Juan José Tamayo criticizes with acidity John Paul II and Benedict XVI, especially the latter, accusing them of having "hijacked" the Second Vatican Council. His article, published in El País, has been widely echoed and cannot be ignored. The essay is also supported by the manifesto of the association of Theologians John XXIII, published by the same newspaper. Both texts set themselves up as doomsayers of the truth, in the face of the Great Church, parangonizing an expression pleasing to the patologians, or in the face of the Great Tradition, as the historians of theology say, although they are not the same thing.

It is indisputable that we are in a time of upheavals, provoked by condemnable facts, profusely aired by the media. The picture of the Church, now more than ever, sample that it is made up of sinners, whose sins are, at times, more evident. Herein lies the mystery and the miracle: that for two thousand years this same Church, "dark but beautiful" (as the Canticle says), composed of sinners, has been the way of salvation for sinners (which we all are, because no one is a saint until after death, if at all).

The discussion is not so much about this or that behavior (measures must be taken so that the denounced crimes are not repeated and so that the law is applied with all its rigor), but about the interpretation of Vatican II, as Tamayo has well understood.

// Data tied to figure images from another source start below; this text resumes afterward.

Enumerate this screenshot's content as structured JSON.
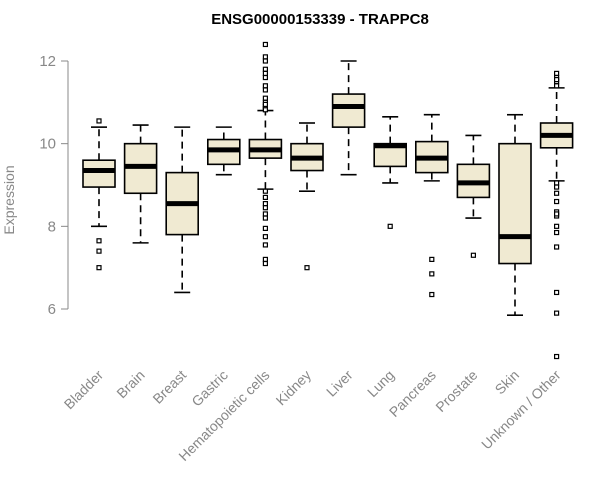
{
  "chart_data": {
    "type": "boxplot",
    "title": "ENSG00000153339 - TRAPPC8",
    "xlabel": "",
    "ylabel": "Expression",
    "ylim": [
      4.6,
      12.6
    ],
    "yticks": [
      6,
      8,
      10,
      12
    ],
    "box_fill": "#f0ead2",
    "categories": [
      "Bladder",
      "Brain",
      "Breast",
      "Gastric",
      "Hematopoietic cells",
      "Kidney",
      "Liver",
      "Lung",
      "Pancreas",
      "Prostate",
      "Skin",
      "Unknown / Other"
    ],
    "boxes": [
      {
        "name": "Bladder",
        "whisker_low": 8.0,
        "q1": 8.95,
        "median": 9.35,
        "q3": 9.6,
        "whisker_high": 10.4,
        "outliers": [
          10.55,
          7.65,
          7.4,
          7.0
        ]
      },
      {
        "name": "Brain",
        "whisker_low": 7.6,
        "q1": 8.8,
        "median": 9.45,
        "q3": 10.0,
        "whisker_high": 10.45,
        "outliers": []
      },
      {
        "name": "Breast",
        "whisker_low": 6.4,
        "q1": 7.8,
        "median": 8.55,
        "q3": 9.3,
        "whisker_high": 10.4,
        "outliers": []
      },
      {
        "name": "Gastric",
        "whisker_low": 9.25,
        "q1": 9.5,
        "median": 9.85,
        "q3": 10.1,
        "whisker_high": 10.4,
        "outliers": []
      },
      {
        "name": "Hematopoietic cells",
        "whisker_low": 8.9,
        "q1": 9.65,
        "median": 9.85,
        "q3": 10.1,
        "whisker_high": 10.8,
        "outliers": [
          12.4,
          12.1,
          11.8,
          11.6,
          11.4,
          11.3,
          11.1,
          11.0,
          10.9,
          10.85,
          10.82,
          10.95,
          11.7,
          12.0,
          8.85,
          8.7,
          8.55,
          8.45,
          8.3,
          8.2,
          7.95,
          7.75,
          7.55,
          7.2,
          7.1
        ]
      },
      {
        "name": "Kidney",
        "whisker_low": 8.85,
        "q1": 9.35,
        "median": 9.65,
        "q3": 10.0,
        "whisker_high": 10.5,
        "outliers": [
          7.0
        ]
      },
      {
        "name": "Liver",
        "whisker_low": 9.25,
        "q1": 10.4,
        "median": 10.9,
        "q3": 11.2,
        "whisker_high": 12.0,
        "outliers": []
      },
      {
        "name": "Lung",
        "whisker_low": 9.05,
        "q1": 9.45,
        "median": 9.95,
        "q3": 10.0,
        "whisker_high": 10.65,
        "outliers": [
          8.0
        ]
      },
      {
        "name": "Pancreas",
        "whisker_low": 9.1,
        "q1": 9.3,
        "median": 9.65,
        "q3": 10.05,
        "whisker_high": 10.7,
        "outliers": [
          7.2,
          6.85,
          6.35
        ]
      },
      {
        "name": "Prostate",
        "whisker_low": 8.2,
        "q1": 8.7,
        "median": 9.05,
        "q3": 9.5,
        "whisker_high": 10.2,
        "outliers": [
          7.3
        ]
      },
      {
        "name": "Skin",
        "whisker_low": 5.85,
        "q1": 7.1,
        "median": 7.75,
        "q3": 10.0,
        "whisker_high": 10.7,
        "outliers": []
      },
      {
        "name": "Unknown / Other",
        "whisker_low": 9.1,
        "q1": 9.9,
        "median": 10.2,
        "q3": 10.5,
        "whisker_high": 11.35,
        "outliers": [
          11.7,
          11.6,
          11.5,
          11.4,
          11.55,
          9.05,
          8.95,
          8.8,
          8.6,
          8.35,
          8.25,
          8.3,
          8.0,
          7.85,
          7.5,
          6.4,
          5.9,
          4.85
        ]
      }
    ]
  }
}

John Paul II said that the reception of the Council was his great pastoral goal for the 21st century. Benedict XVI has also stressed that everything depends on its correct understanding. For this very reason, no one can arrogate to himself the exclusivity of its exegesis: no association or anyone in particular. It must be admitted that the whole Church, in communion with the Pope, has much to say. And not out of respect for the majorities, but because the Spirit manifests himself in the sensus fidelium, that is, in that intuition of the truth that resides in the faithful people, when it agrees with the Pope.